- 500 g large shrimp, peeled, leaving tails, cut back
- 1 / 2 teaspoon dried oregano
- 1 / 2 teaspoon pepper
- 1 tablespoon lemon juice
- 1 / 2 tsp fine salt
- 1 egg, beaten
- 50 grams of cornstarch
- 2 tablespoons butter
- 50 grams onions, thinly sliced
- 2 cloves garlic, finely chopped
- 3 pieces of red chili, seeded, sliced 1 cm menyerong
- 125 grams of canned sweet corn kernels
- 1 tbsp oyster sauce
- 1 / 2 teaspoon pepper
- 1 / 2 tsp fine salt
- Leaves 15 chives, cut into 2 cm
Method :
- Marinate shrimp with oregano, pepper, lemon juice, and salt. Let stand for 30 minutes.
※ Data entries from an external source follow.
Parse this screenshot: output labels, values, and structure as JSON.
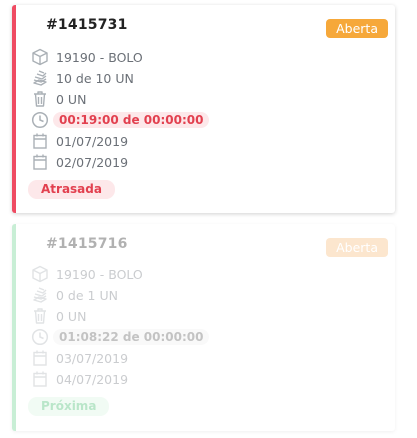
{
  "cards": [
    {
      "order_id": "#1415731",
      "status": "Aberta",
      "product": "19190 - BOLO",
      "quantity": "10 de 10 UN",
      "waste": "0 UN",
      "time": "00:19:00 de 00:00:00",
      "start_date": "01/07/2019",
      "end_date": "02/07/2019",
      "badge": "Atrasada",
      "accent_color": "#ef4b62"
    },
    {
      "order_id": "#1415716",
      "status": "Aberta",
      "product": "19190 - BOLO",
      "quantity": "0 de 1 UN",
      "waste": "0 UN",
      "time": "01:08:22 de 00:00:00",
      "start_date": "03/07/2019",
      "end_date": "04/07/2019",
      "badge": "Próxima",
      "accent_color": "#64d08a"
    }
  ],
  "icons": {
    "product": "box-icon",
    "quantity": "stack-icon",
    "waste": "trash-icon",
    "time": "clock-icon",
    "start_date": "calendar-icon",
    "end_date": "calendar-icon"
  }
}
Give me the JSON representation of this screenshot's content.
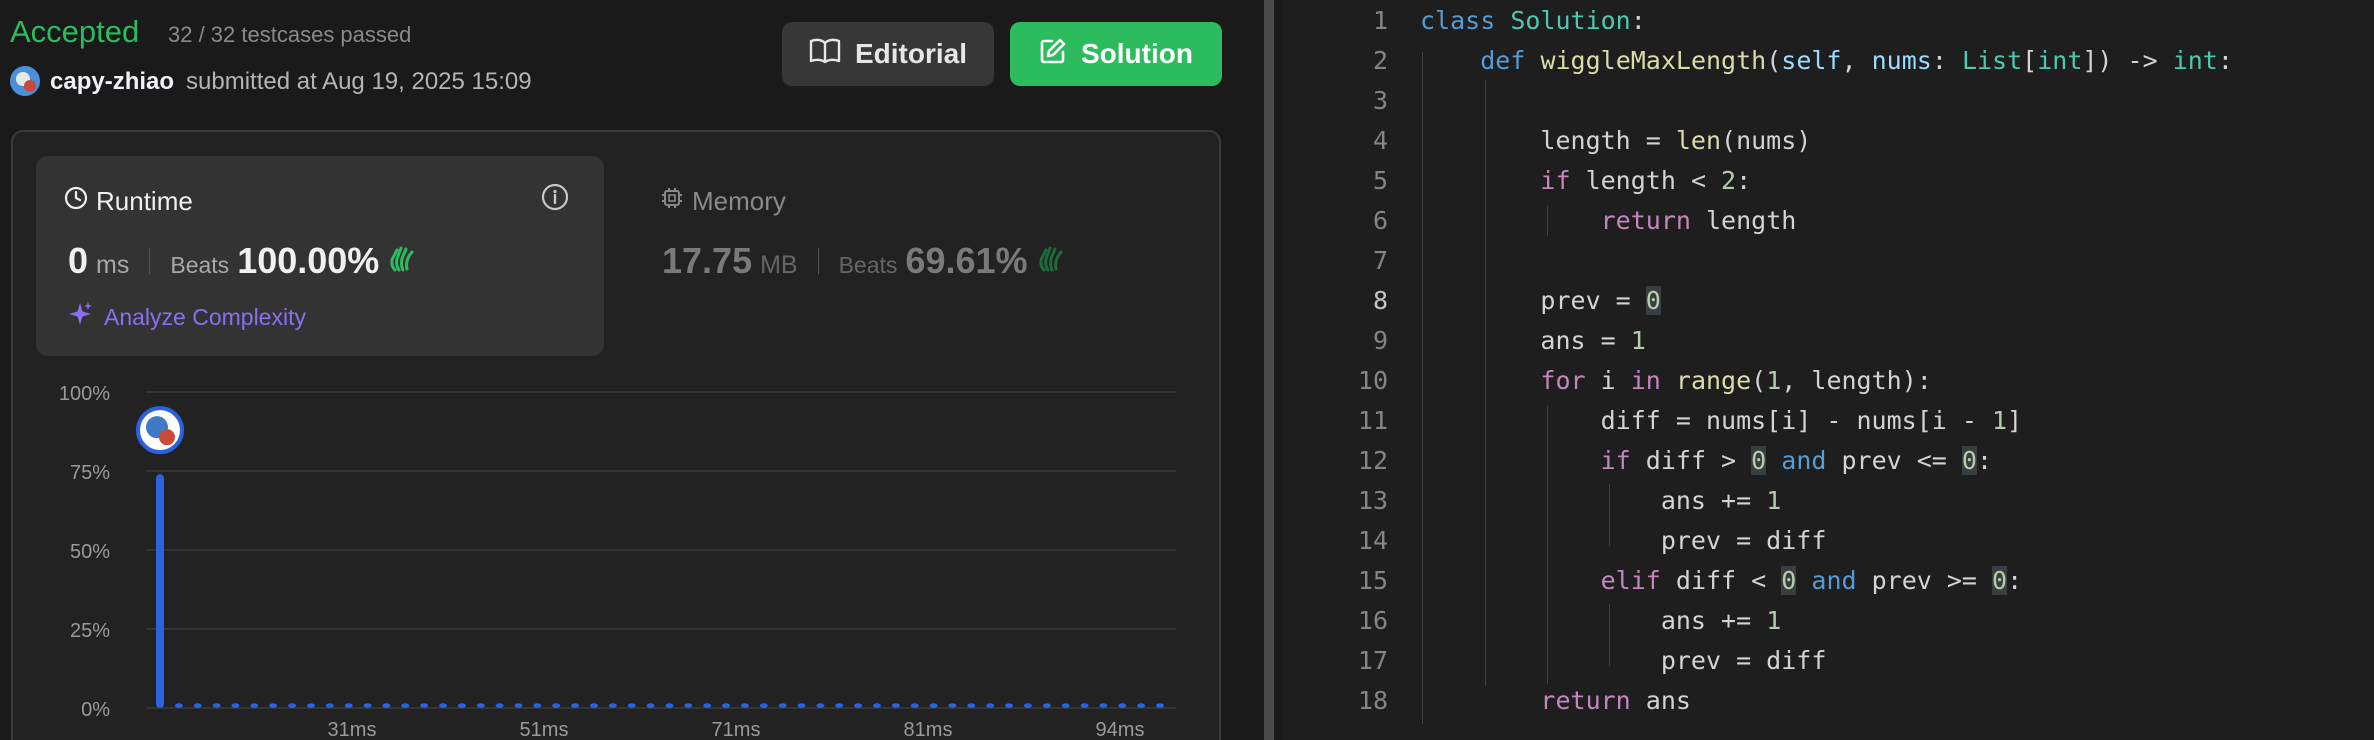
{
  "submission": {
    "status": "Accepted",
    "testcases": "32 / 32 testcases passed",
    "username": "capy-zhiao",
    "submitted_text": "submitted at Aug 19, 2025 15:09"
  },
  "buttons": {
    "editorial": "Editorial",
    "solution": "Solution"
  },
  "runtime": {
    "title": "Runtime",
    "value": "0",
    "unit": "ms",
    "beats_label": "Beats",
    "beats_pct": "100.00%",
    "analyze": "Analyze Complexity"
  },
  "memory": {
    "title": "Memory",
    "value": "17.75",
    "unit": "MB",
    "beats_label": "Beats",
    "beats_pct": "69.61%"
  },
  "colors": {
    "accepted": "#2cbb5d",
    "bar": "#2a62e0",
    "analyze": "#8b6ff0"
  },
  "chart_data": {
    "type": "bar",
    "y_ticks": [
      "100%",
      "75%",
      "50%",
      "25%",
      "0%"
    ],
    "x_ticks": [
      "31ms",
      "51ms",
      "71ms",
      "81ms",
      "94ms"
    ],
    "ylim": [
      0,
      100
    ],
    "highlight_value": 74,
    "highlight_index": 0,
    "bar_count": 54,
    "small_value": 1.5
  },
  "code": {
    "line_numbers": [
      "1",
      "2",
      "3",
      "4",
      "5",
      "6",
      "7",
      "8",
      "9",
      "10",
      "11",
      "12",
      "13",
      "14",
      "15",
      "16",
      "17",
      "18"
    ],
    "active_line": 8
  }
}
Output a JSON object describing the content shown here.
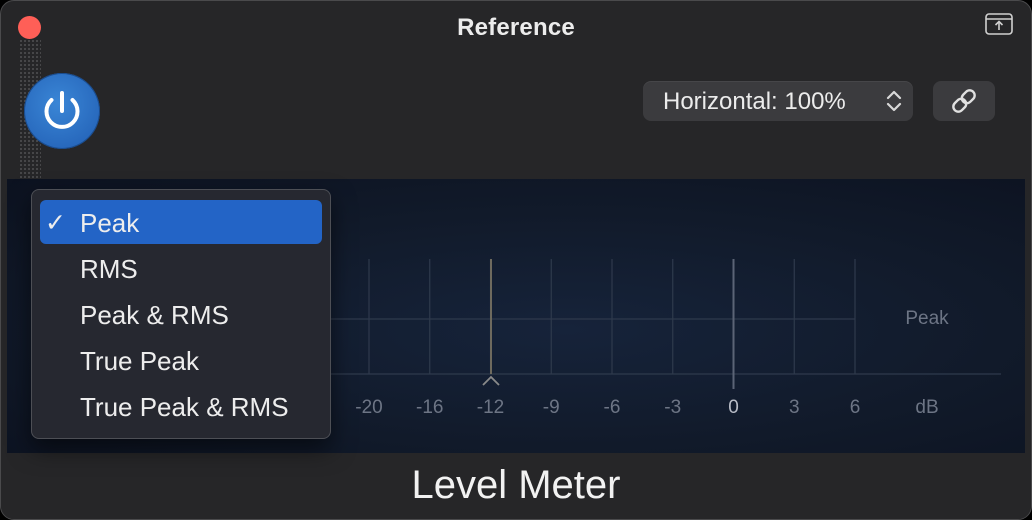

Drain.
- Dip in beaten eggs, remove, dredge in cornstarch until blended.
- Fry shrimp in hot oil until golden. Remove and drain.
- Heat the butter, saute onion and garlic until wilted.
- Enter the chili and sweet corn. Stir until wilted peppers. Then enter the fried shrimp, stir well.
- Add oyster sauce, pepper, and salt. Stir until cooked vegetables.
- Enter the chives, stir and remove from heat. Serve hot.